Ben 90 Day Fiance diye bir program buldum arkadaşlar. Burada fakir ötesi 3. dünya ülkelerinin vatandaşları abazan Amerikalılarla çeşitli flirting app'leri üzerinden münasebet geliştiriyorlar, daha sonra kendi boklu ülkelerinde nişanlandıktan sonra 90 günlüğüne Amerika'ya geliyorlar bir vize programı kapsamında. Bu 90 gün içinde nikahı basarlarsa Amerikan vatandaşlığını kapıyorlar. Bu programdaki boklu ülkeleri bir görseniz ama, bu nasıl sefalet bu nasıl felaket! Adamların ne yatacak yatakları ne oturacak koltukları var. Ama Filipinler vs gibi eline aldığın ürünlerin yarısının bu boklu ülkelerde üretilmiş olduğunu görüyorsun. İşte kendi ülkesinde hayvanlara işkence etmemeli, çevreye zarar vermemeli geçinen tüm markalar burada aylık 10 dolara işçi çalıştırıp çevrenin ve doğanın ağzına kakasını etmekle beraber her türlü doğal ve beşeri kaynağı ucuz ucuz bir güzel vakumlayıp cumburlop indiregandi yapıyor. İşte böyle bir haksızlıklar dünyasında yaşıyoruz. Yani demem o ki salak salak markalara bir sürü para vermeyin, pazardan ucuza giyinin, kıyafetlerinizi parçalanmadan atmayın, ve makyaj yapmayı kesin çünkü çirkinliğinizi saklamıyor ne yazık ki.
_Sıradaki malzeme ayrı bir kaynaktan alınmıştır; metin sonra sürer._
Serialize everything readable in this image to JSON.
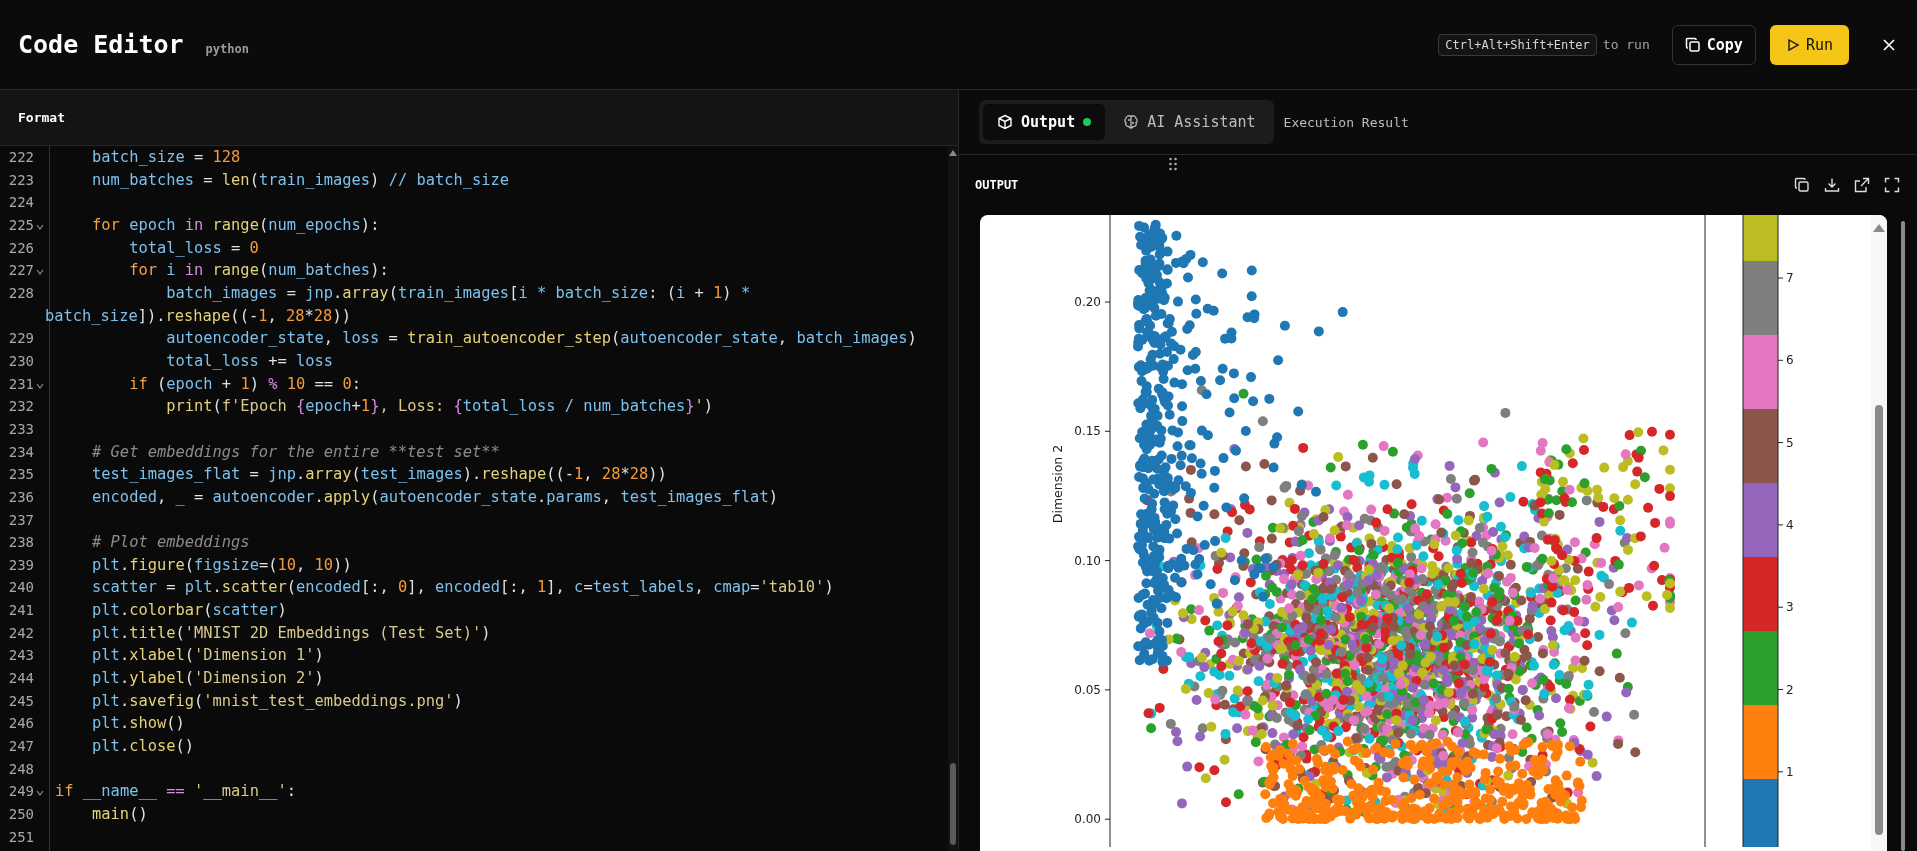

Kadınlar cidden çok komik. Adamların derdi gücü seks, 5 salisede bir aklına cinsel şeyler gelir falan diyorlar, fakat ben yurtta kaldığım sürece (fetö yurdu değil hee KYK) çevremi sarmış tüm kızların tek ama tek derdi sevgilileri ve dış görünüşleriydi. Evet yanlış duymadınız. Dış görünüş dediğin zaten seksapel, sevgili dediğinse sadece seks.
Ben annem ve teyzemi azarlıyordum, siz çocuk doğurduğunuz için suçlusunuz, anne beni hemen çıktığım yere sok, sizler bize ölene kadar bakmak zorundaydınız, ve yaptığımız her hata ve verdiğimiz her zarar dolaylı olarak sizin de suçunuz diyordum. Ve evet böyle düşünüyorum. Teyzem de kadınların da güdüleri var. Vakti gelince çocuk yapmak istiyorsun falan diyor. İnanıyorum ona. Ama ben tüm hayvani dürtülerimi kontrol altına alıyorum, medeni bir insan gibi yaşıyor, edepli davranıp, çıplak gezmeyip, etrafı temiz tutuyorum. Yoksa ben de maymun gibi halının ortasına kakamı edebilirdim. Demek ki sen de bu çocuk yapma güdüne karşı koymalıymışsın şeklinde ben de onu bastırmayı denedim. iİyi yapmış mıyım sizce?
Neyse varmak istediğim şu: kadınların derdi gücü seks çünkü derdi gücü çocuk yapmak. Evet, kadın içgüdülerine yenik, yeterince medenileşememiş, uygarlaşamamış, insanlaşamamış bir insandır. Yaşamının %50sini sekapelini artırmak için dış görünüşünde ilüzyon yaratmaya adar. Geri kalan %50sinde de kendi gibi çomar bir çocuk yetiştirir. Siz ne düşünüyorsunuz arkadaşlar? Biliyorum çok saldırganca ve öfke dolu düşünceler bunlar, keşke ben de böyle düşünmesem, ama gerçeğin bu olduğuna inanıyorum.
Yazdığım bazı şeyler problem teşkil edebilir, ve mesajım silinebilir diye düşünüyorum. Ama eğer öyle bir şey olmazsa bu başlığı kişisel öfke kontrol günlüğüm olarak kullanabilirim. Beni sinirlendiren şeyleri buraya yazabilirim. Günde ortalama 6 defa beni çok sinirlendiren durumlar yaşıyorum.